A Family Proclamation book is a wonderful way to take advantage of these Internet books. If you would like to see our book made by me and Alison, it can be found in the Digital Scrapbook section under "Scrapbooking Your Faith." I located the pictures, and Alison designed the pages. It was her first time making a project on Photoshop, but she did a very professional job. If you’re not up to this kind of work, professional graphic artist Jill Means has created a set of beautiful templates that you can use to drag & drop your pictures into pre-made spaces. She was selling them for $10 each, but has given me permission to distribute them free of charge. Just bring a jump drive to my house and I’ll copy them over for you. It should be noted that you will need Photoshop Elements to use these templates.
Almost everyone can take video these days. We used to need an expensive video camera. Now we have inexpensive video cameras, Flip video, iPads and phones, and digital point-and-shoot cameras that all take pretty good video. The question is, are you taking video to record your family history? If you do, are you making it available to those who would enjoy seeing it?
You don’t have to have professional skills anymore to make videos. There are many programs available that practically make it for you. If you have a MAC, iMovie is great. For $30 a year you can make videos on Animoto or Windows Movie Maker. See post “Video Software” on right for a sample ofa MHH video I made on Animoto. Just choose a theme and music (or upload your own) and upload the pictures you want to be in the video. Add some titles if you want, push the button, and presto you will have a video. If you don’t like it, you can do it again. Without any program at all, you can take a clip directly from Picasa to YouTube and share it with the world.
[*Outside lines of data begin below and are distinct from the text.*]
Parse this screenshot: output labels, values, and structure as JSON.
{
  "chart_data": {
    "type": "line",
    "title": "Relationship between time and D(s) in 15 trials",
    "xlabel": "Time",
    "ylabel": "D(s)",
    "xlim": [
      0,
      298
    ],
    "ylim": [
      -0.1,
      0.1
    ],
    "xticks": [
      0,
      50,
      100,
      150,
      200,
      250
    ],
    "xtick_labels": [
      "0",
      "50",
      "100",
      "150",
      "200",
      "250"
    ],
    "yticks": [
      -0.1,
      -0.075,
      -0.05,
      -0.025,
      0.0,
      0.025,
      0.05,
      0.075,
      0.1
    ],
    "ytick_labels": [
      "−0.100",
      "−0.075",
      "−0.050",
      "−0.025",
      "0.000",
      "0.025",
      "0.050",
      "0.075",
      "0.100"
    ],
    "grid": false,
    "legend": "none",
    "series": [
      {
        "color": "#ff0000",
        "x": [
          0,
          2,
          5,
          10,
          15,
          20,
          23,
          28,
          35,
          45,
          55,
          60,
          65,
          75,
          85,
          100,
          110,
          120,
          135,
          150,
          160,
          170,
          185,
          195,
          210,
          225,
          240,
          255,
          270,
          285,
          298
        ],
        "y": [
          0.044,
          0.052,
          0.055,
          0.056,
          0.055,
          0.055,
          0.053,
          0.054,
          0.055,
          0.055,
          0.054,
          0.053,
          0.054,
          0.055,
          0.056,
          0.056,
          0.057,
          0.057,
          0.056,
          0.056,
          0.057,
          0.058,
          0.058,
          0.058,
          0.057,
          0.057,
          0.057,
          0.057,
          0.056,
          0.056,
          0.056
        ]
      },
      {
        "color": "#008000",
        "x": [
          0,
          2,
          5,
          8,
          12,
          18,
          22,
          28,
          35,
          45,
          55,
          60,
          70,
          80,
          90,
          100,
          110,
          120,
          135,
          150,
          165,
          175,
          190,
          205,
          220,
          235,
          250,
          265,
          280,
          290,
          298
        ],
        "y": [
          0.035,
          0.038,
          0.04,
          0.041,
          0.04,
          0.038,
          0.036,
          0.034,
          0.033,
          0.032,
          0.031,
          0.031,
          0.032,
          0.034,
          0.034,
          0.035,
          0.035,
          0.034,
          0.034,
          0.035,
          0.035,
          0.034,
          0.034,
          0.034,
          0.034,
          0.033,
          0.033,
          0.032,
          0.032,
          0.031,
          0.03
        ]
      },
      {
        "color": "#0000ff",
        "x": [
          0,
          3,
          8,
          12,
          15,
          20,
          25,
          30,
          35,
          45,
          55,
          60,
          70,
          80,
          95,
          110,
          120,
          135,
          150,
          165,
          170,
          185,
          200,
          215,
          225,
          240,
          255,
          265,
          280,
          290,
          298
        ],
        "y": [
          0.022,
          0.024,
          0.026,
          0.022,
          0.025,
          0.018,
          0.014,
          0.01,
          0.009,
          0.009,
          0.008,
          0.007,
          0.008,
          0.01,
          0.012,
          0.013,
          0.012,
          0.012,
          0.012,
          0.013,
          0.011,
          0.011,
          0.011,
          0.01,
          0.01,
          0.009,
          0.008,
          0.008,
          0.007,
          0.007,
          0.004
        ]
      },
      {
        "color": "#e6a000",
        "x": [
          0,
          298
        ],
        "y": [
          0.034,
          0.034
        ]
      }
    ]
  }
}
Please don’t put off taking a formal video of your parents if they’re still alive. You’ll be sorry if you don’t. What is their story? Have one of your kids do it for you. Be sure to bear your testimony at the end. Do it for your married kids—nobody said you have to be old and slipping on the banana peel before you record your experiences, thoughts, and feelings. A sample from our interview with my husband’s parents is in the video section under “Don’t Procrastinate Oral Interviews.”
Under “Video from Soundless Film” you will find my dad waterskiing, and a short clip of my mom when she was a nanny in New York City.